In recent years, the AIDS pandemic has left countless children orphaned, vulnerable, and without extended families to care for them, resulting in an increase in child-headed households. With the existence of child-headed households, it is evident that traditional coping mechanisms and extended family systems have been stretched far beyond capacity.
While the numbers of children living in child-headed households is unclear and based on anecdotal evidence, a 2008 Joint Learning Initiative on Children and AIDS (JLICA) study revealed that child-headed households were not as widespread as originally thought and that the majority of children (95%) directly affected by HIV and AIDS were living with a surviving parent or extended family. In contrast, other programs have found that child-headed households may be more prevalent, used by extended families as a mechanism to cope with poverty and HIV/AIDS:
- Many child-headed households live close to extended families, are often visited by them, and may receive limited amounts of material support.
- In some situations, younger children (under 5 years) are taken to live with extended families and older children and youth remain living together in child-headed households.
Some children and youth live in a child-headed household because they have no identifiable, extended family to take them. Other children may stay in a child-headed household rather than risk losing the family home and property. Finally, some children who have lost parents or caregivers often wish to remain together, even in a child-headed household, rather than suffer the additional loss of siblings when extended families cannot take in all the children.
A recent study of youth-headed households in Tanzania and Uganda found that youth have substantial caregiving responsibilities for younger siblings and experience multiple stressors as a result of trying to sustain their households. Adolescent girls in the study reported working up to 74 hours per week, on daily routine tasks, and adolescent boys reported 69 work hours per week, leading to time scarcity and detrimental effects on access to education, health and psychosocial well-being.

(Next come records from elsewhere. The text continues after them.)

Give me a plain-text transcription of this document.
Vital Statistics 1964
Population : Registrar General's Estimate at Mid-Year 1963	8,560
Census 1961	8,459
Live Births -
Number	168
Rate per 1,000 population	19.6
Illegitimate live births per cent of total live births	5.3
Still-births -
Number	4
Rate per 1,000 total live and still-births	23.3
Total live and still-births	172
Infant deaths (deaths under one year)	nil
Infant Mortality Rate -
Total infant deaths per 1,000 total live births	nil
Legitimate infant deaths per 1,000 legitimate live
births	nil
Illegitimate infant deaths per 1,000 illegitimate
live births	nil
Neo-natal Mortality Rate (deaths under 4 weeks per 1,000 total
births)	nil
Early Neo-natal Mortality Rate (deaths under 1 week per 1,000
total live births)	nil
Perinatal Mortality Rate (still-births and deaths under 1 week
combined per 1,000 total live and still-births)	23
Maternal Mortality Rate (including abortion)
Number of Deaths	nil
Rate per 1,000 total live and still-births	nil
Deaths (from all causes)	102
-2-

A four-country case study of 124 child-carers, ages 8-17 highlights several key needs of child-headed households including:
- Interventions to reduce child-carers expenses for food, medications and other essential needs; Economic strengthening activities, such as cash transfers, to support carers to continue or return to school. Access to free medications for family members of child-carers to avoid diverting minimal financial resources away from food and other household necessities.
- Education of principals and teachers about carers financial and scheduling constraints and enforced legislation to make school more accessible.
- Education, information, training and support for child-carers to care for older and ill family members, through home-based care programs.
- Psychosocial support for child-carer families such as peer support groups for child-carers.
Effective support to child-headed households must include context-specific social protection measures to strengthen community systems and safety nets. Poverty reduction, through youth-appropriate economic strengthening activities, and cash transfers can provide essential support for food, medicine and access to school. Community volunteers can refer and link child-headed households to critical social services, modest levels of material support, and training in life skills and effective parenting.